Port of Tauranga today announced another record half year profit as it grew container traffic and bulk freight volumes, consolidating its position as the pre-eminent national freight gateway.
Net Profit After Tax increased to $74.2 million from $34.6 million. This included a net gain of $35.0 million on the sale of our 50% share in C3 Limited in November 2012.
Underlying half year profit (which excludes the gain on sale of C3 Limited) rose by 13.4% to $39.2 million – up from $34.6 million, for the six months ended December 2012.
Revenue increased to $118.6 million from $105.7 million for the six months – an increase of 12.2% on the previous corresponding period.
Port of Tauranga Chairman, John Parker, said: “Port of Tauranga’s staff and service providers have continued to deliver the reliability and productivity levels for which the Company is well recognised.”
Port of Tauranga’s container volumes have continued to grow at a greater rate than other New Zealand ports. Trans-shipped cargo volumes (cargo shipped across Port of Tauranga wharves before being shipped on to another port) grew by 48% to 93,008 TEUs, underscoring the position as New Zealand’s hub port.

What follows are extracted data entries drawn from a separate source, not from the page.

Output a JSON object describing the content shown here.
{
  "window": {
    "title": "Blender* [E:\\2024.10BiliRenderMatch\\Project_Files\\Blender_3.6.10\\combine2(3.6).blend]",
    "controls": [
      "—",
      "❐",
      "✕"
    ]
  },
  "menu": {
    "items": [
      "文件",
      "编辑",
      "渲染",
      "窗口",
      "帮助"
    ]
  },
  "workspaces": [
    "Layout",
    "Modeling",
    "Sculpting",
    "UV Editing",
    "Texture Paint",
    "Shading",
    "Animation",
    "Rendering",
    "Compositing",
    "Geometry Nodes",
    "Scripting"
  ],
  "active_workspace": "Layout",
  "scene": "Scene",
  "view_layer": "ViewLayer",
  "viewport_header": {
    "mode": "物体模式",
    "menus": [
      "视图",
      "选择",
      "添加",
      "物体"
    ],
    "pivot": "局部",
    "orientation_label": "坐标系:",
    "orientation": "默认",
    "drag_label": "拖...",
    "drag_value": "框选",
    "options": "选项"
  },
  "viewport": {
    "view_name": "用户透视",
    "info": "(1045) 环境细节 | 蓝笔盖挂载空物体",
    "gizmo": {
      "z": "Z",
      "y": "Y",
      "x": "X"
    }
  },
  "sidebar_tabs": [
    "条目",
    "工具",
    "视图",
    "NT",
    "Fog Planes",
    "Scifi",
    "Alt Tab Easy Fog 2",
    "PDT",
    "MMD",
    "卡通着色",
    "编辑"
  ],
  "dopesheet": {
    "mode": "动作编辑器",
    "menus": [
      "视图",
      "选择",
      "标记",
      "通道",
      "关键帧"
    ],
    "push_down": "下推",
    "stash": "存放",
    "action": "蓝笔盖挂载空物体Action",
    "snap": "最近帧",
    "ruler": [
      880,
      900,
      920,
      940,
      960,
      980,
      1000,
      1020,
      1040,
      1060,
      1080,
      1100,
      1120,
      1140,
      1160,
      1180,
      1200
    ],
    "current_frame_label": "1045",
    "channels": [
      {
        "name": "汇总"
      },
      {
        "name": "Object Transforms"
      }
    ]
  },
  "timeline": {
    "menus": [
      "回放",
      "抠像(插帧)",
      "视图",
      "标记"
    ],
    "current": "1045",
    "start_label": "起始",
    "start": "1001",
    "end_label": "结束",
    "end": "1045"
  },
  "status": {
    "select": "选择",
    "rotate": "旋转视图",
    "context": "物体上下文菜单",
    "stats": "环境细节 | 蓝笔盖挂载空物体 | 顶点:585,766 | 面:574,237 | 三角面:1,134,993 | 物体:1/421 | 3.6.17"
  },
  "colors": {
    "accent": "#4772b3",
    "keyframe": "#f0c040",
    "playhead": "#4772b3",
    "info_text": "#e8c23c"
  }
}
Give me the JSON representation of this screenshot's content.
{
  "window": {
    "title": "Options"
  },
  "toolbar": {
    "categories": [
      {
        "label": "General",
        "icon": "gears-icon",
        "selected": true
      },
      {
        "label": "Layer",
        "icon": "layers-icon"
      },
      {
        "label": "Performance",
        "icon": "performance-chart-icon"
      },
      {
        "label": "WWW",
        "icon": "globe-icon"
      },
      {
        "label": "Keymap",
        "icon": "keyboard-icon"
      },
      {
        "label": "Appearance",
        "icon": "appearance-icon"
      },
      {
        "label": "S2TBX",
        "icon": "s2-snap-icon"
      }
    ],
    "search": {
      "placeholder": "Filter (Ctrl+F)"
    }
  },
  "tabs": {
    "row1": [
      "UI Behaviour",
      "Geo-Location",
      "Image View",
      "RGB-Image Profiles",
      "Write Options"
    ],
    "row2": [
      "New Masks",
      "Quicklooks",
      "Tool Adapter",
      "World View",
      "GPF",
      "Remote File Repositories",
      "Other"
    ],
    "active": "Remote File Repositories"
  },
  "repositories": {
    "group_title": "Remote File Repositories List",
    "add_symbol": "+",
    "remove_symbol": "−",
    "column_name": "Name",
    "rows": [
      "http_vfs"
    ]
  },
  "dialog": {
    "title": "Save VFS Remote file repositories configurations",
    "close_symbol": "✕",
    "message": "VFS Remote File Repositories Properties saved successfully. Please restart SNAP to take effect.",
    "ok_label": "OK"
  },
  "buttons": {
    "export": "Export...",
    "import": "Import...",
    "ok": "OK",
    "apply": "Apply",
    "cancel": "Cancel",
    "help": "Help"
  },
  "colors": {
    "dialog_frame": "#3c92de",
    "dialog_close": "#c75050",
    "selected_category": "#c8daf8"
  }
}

Port of Tauranga Chief Executive, Mark Cairns, said: “The results for the six months show the Port of Tauranga continuing to consolidate and strengthen its position as the pre-eminent national freight gateway and we expect container growth to continue as we further expand capacity.”
In order to retain its competitive position, the Port is focused on further improving systems to manage growth including pursuing the extensive port capacity expansion programme.
Capital works spending totalled $33.5 million in the last half of 2012. The Company is midway through a $170 million, three-year programme, which includes major expansion of the Tauranga Container Terminal.
The Terminal’s berthage capacity is being increased by 28% with a 170-metre wharf extension which will be completed by late March 2013. A sixth container gantry crane is to be commissioned in March 2013.
The Port hopes to begin dredging of the shipping channel later this year to cater to growing traffic at the port and the impending arrival of larger ships. These ships will be an enabler of growth not only for the Port of Tauranga, but also the broader national economy. New Zealand’s economy desperately needs the $338 million of benefits that the New Zealand Shippers’ Council estimates will flow from bigger ships operating on the South East Asia trade routes.
Meanwhile, in September, Port of Tauranga and Ports of Auckland launched a joint cargo management system, PortConnect, which creates a single interface for customers dealing with the ports’ independent IT systems. PortConnect gives shipping companies, importers, exporters, transporters and regulatory authorities an easy-to-use system for improving the timeliness and accuracy of cargo information.